Outbreaks Are Common Complications
A common complication that may also occur is if it is time to try to conceive and you have a herpes outbreak. This could delay intercourse and therefore interfere with potential conception and pregnancy.
Other Important Facts About Genital Herpes
The following important facts from the Centers for Disease Control and Prevention (CDC) will give you an additional perspective on genital herpes as you consider your options to get pregnant.
- Genital herpes is common in the United States, affecting one in 16 people ages 14 to 49.
- Most of those infected with herpes simplex have had minor or no active symptoms.

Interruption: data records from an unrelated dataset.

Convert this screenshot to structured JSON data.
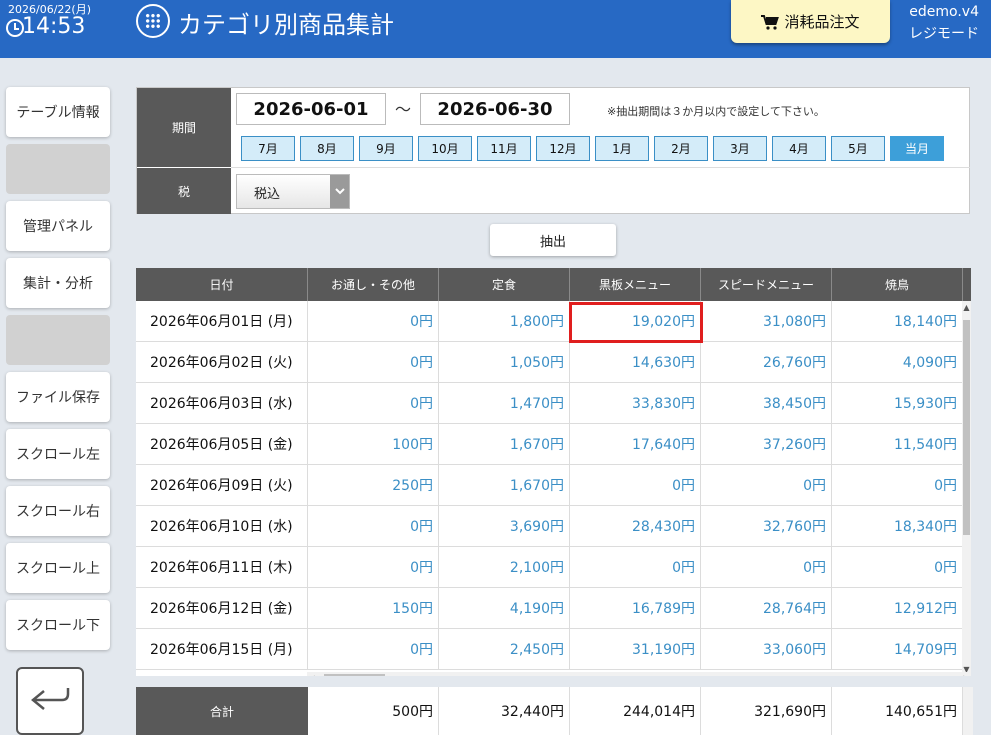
{
  "header": {
    "date": "2026/06/22(月)",
    "time": "14:53",
    "title": "カテゴリ別商品集計",
    "order_button": "消耗品注文",
    "brand": "edemo.v4",
    "mode": "レジモード"
  },
  "sidebar": {
    "items": [
      {
        "label": "テーブル情報"
      },
      {
        "label": ""
      },
      {
        "label": "管理パネル"
      },
      {
        "label": "集計・分析"
      },
      {
        "label": ""
      },
      {
        "label": "ファイル保存"
      },
      {
        "label": "スクロール左"
      },
      {
        "label": "スクロール右"
      },
      {
        "label": "スクロール上"
      },
      {
        "label": "スクロール下"
      }
    ]
  },
  "filter": {
    "period_label": "期間",
    "date_from": "2026-06-01",
    "tilde": "～",
    "date_to": "2026-06-30",
    "note": "※抽出期間は３か月以内で設定して下さい。",
    "months": [
      "7月",
      "8月",
      "9月",
      "10月",
      "11月",
      "12月",
      "1月",
      "2月",
      "3月",
      "4月",
      "5月",
      "当月"
    ],
    "active_month": "当月",
    "tax_label": "税",
    "tax_value": "税込"
  },
  "extract_button": "抽出",
  "table": {
    "headers": [
      "日付",
      "お通し・その他",
      "定食",
      "黒板メニュー",
      "スピードメニュー",
      "焼鳥"
    ],
    "rows": [
      [
        "2026年06月01日 (月)",
        "0円",
        "1,800円",
        "19,020円",
        "31,080円",
        "18,140円"
      ],
      [
        "2026年06月02日 (火)",
        "0円",
        "1,050円",
        "14,630円",
        "26,760円",
        "4,090円"
      ],
      [
        "2026年06月03日 (水)",
        "0円",
        "1,470円",
        "33,830円",
        "38,450円",
        "15,930円"
      ],
      [
        "2026年06月05日 (金)",
        "100円",
        "1,670円",
        "17,640円",
        "37,260円",
        "11,540円"
      ],
      [
        "2026年06月09日 (火)",
        "250円",
        "1,670円",
        "0円",
        "0円",
        "0円"
      ],
      [
        "2026年06月10日 (水)",
        "0円",
        "3,690円",
        "28,430円",
        "32,760円",
        "18,340円"
      ],
      [
        "2026年06月11日 (木)",
        "0円",
        "2,100円",
        "0円",
        "0円",
        "0円"
      ],
      [
        "2026年06月12日 (金)",
        "150円",
        "4,190円",
        "16,789円",
        "28,764円",
        "12,912円"
      ],
      [
        "2026年06月15日 (月)",
        "0円",
        "2,450円",
        "31,190円",
        "33,060円",
        "14,709円"
      ]
    ],
    "totals_label": "合計",
    "totals": [
      "500円",
      "32,440円",
      "244,014円",
      "321,690円",
      "140,651円"
    ]
  },
  "colors": {
    "header_bg": "#2769c4",
    "value_text": "#3b8fc6",
    "highlight": "#e01e1e",
    "active_month": "#3d9fd9"
  }
}
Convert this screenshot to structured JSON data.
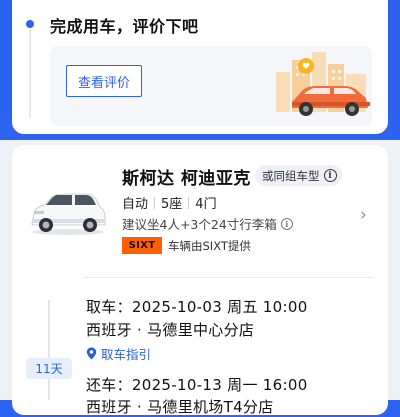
{
  "status": {
    "title": "完成用车，评价下吧",
    "review_button": "查看评价"
  },
  "car": {
    "name": "斯柯达 柯迪亚克",
    "similar_tag": "或同组车型",
    "specs": [
      "自动",
      "5座",
      "4门"
    ],
    "luggage": "建议坐4人+3个24寸行李箱",
    "provider_logo": "SIXT",
    "provider_text": "车辆由SIXT提供"
  },
  "rental": {
    "days": "11天",
    "pickup": {
      "datetime": "取车：2025-10-03 周五 10:00",
      "location": "西班牙 · 马德里中心分店",
      "guide": "取车指引"
    },
    "return": {
      "datetime": "还车：2025-10-13 周一 16:00",
      "location": "西班牙 · 马德里机场T4分店"
    }
  },
  "colors": {
    "primary": "#2a63f0",
    "header_bg": "#2c63f0",
    "sixt_orange": "#ff5f00",
    "car_orange": "#f26b3a"
  }
}
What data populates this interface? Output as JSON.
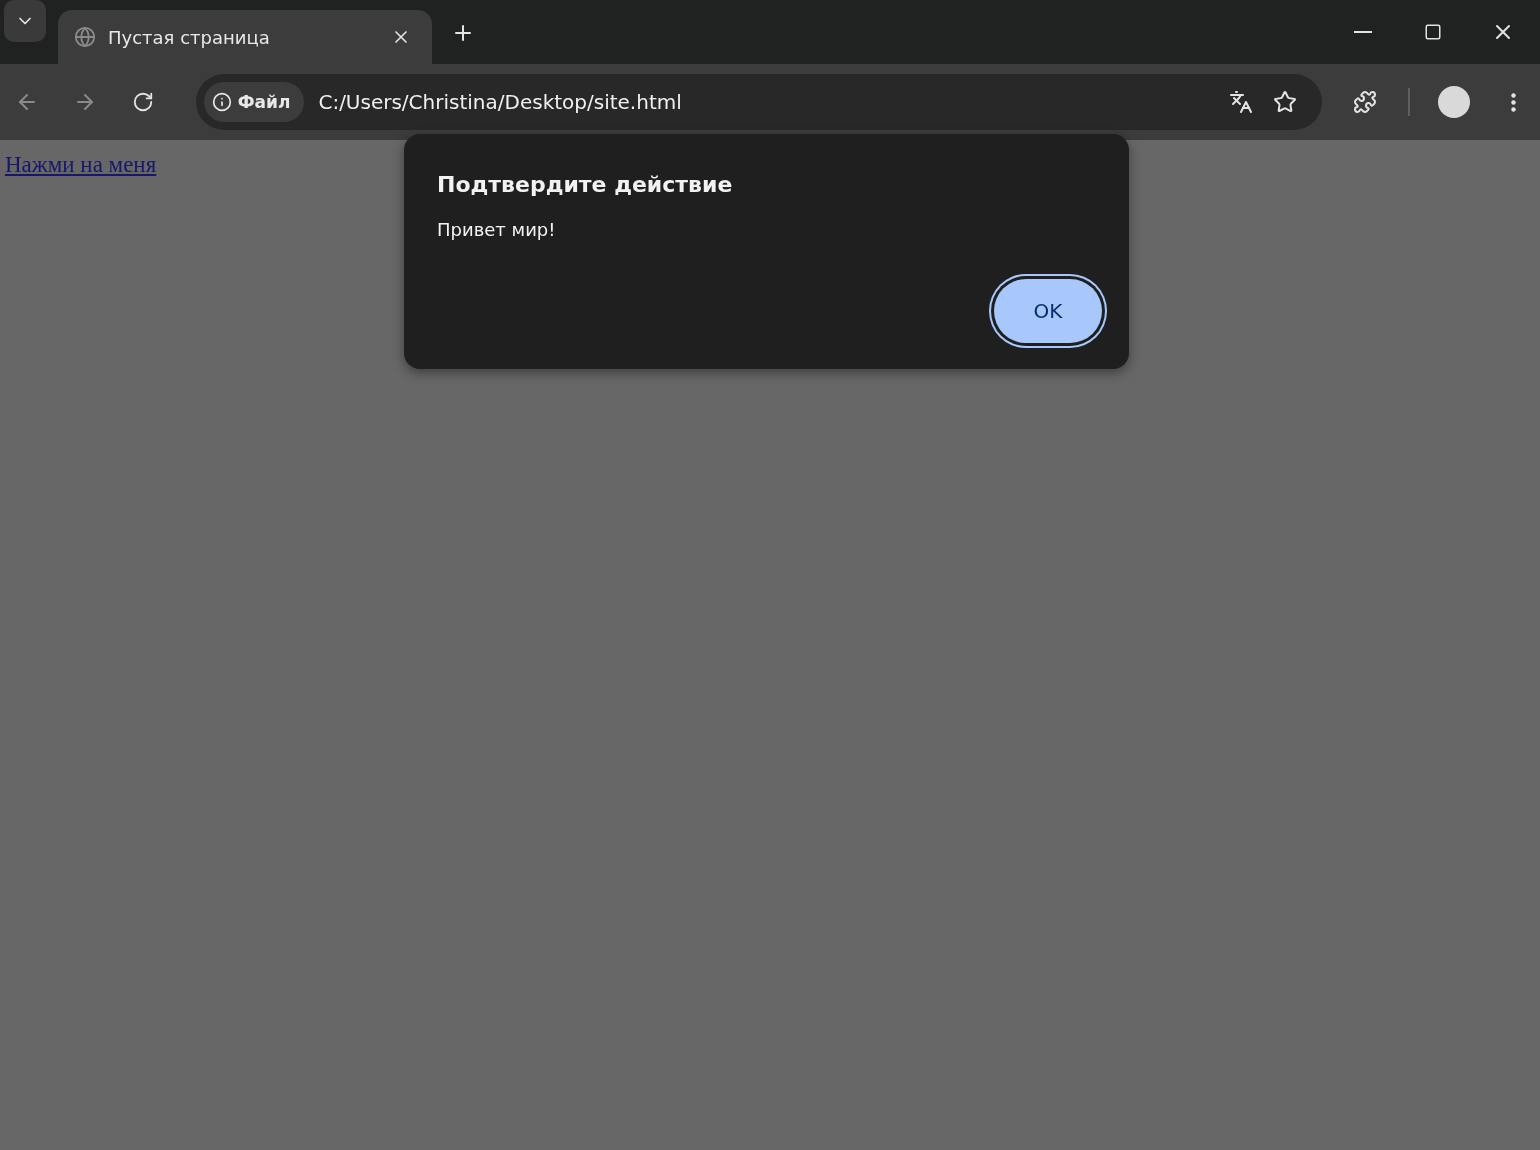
{
  "tabs": [
    {
      "title": "Пустая страница",
      "selected": true
    }
  ],
  "address_bar": {
    "security_chip": "Файл",
    "url": "C:/Users/Christina/Desktop/site.html"
  },
  "page": {
    "link": "Нажми на меня"
  },
  "dialog": {
    "title": "Подтвердите действие",
    "message": "Привет мир!",
    "buttons": [
      {
        "label": "OK",
        "focused": true
      }
    ]
  }
}
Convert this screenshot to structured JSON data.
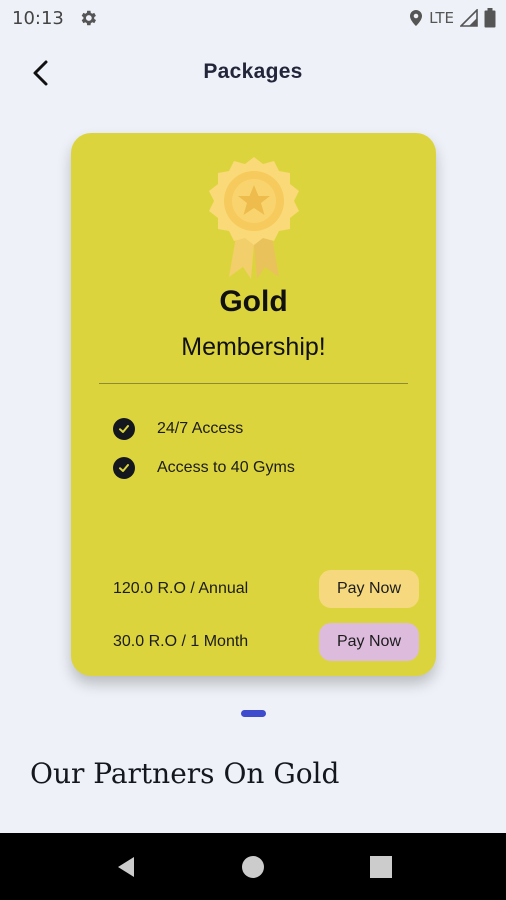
{
  "status": {
    "time": "10:13",
    "network": "LTE"
  },
  "appbar": {
    "title": "Packages"
  },
  "card": {
    "tier": "Gold",
    "subtitle": "Membership!",
    "features": [
      "24/7 Access",
      "Access to 40 Gyms"
    ],
    "plans": [
      {
        "label": "120.0 R.O / Annual",
        "button": "Pay Now",
        "color": "#f6d97e"
      },
      {
        "label": "30.0 R.O / 1 Month",
        "button": "Pay Now",
        "color": "#dcbbdd"
      }
    ],
    "color": "#dcd43d"
  },
  "pager": {
    "active_color": "#3d4bcc"
  },
  "partners": {
    "heading": "Our Partners On Gold"
  },
  "icons": [
    "gear-icon",
    "location-icon",
    "signal-icon",
    "battery-icon",
    "back-arrow-icon",
    "gold-badge-icon",
    "check-icon",
    "nav-back-icon",
    "nav-home-icon",
    "nav-recents-icon"
  ]
}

- More women are infected than men, and men pass the disease to women more frequently than vice versa.
- Herpes simplex type 2 causes most cases of genital herpes, while type 1 mostly infects the mouth and is responsible for "fever blisters."
- People infected with genital herpes only shed the virus 10% of the time when there are no lesions.
In the absence of lesions, a doctor can swab your genital area and send it to test for herpes simplex DNA to see if you are shedding the virus. However, because the virus only sheds 10% of the time, a negative test doesn't mean you don't ever shed virus.
Ways to Transmit the Virus
In addition to the risk of transmitting the virus to a partner through an open herpes lesion or through shedding from skin, other routes of sharing the virus include:
- Fluid in a herpes blister
- Contact with the mucus lining of the mouth or vagina
- Through secretions from the mouth, vagina, or penis
Condoms and Herpes
You and your unaffected partner should use latex condoms when you are not trying to get pregnant. However, condoms don't fully protect because uncovered genital areas can still transmit the virus. In addition, if you are the one infected and you have ever had unprotected sex with your partner before, he may already be infected and not know it because he never had symptoms.
Getting Pregnant Is Possible With Genital Herpes
For most people, having a diagnosis of genital herpes can be stressful and life-changing. Because there is no cure, trying to get pregnant can be challenging but not impossible. Knowing the essentials about the virus and how to decrease the chance of infecting your partner (and vice versa), and how and when to time intercourse can help you get pregnant safely. Talk to your doctor for more help and insight.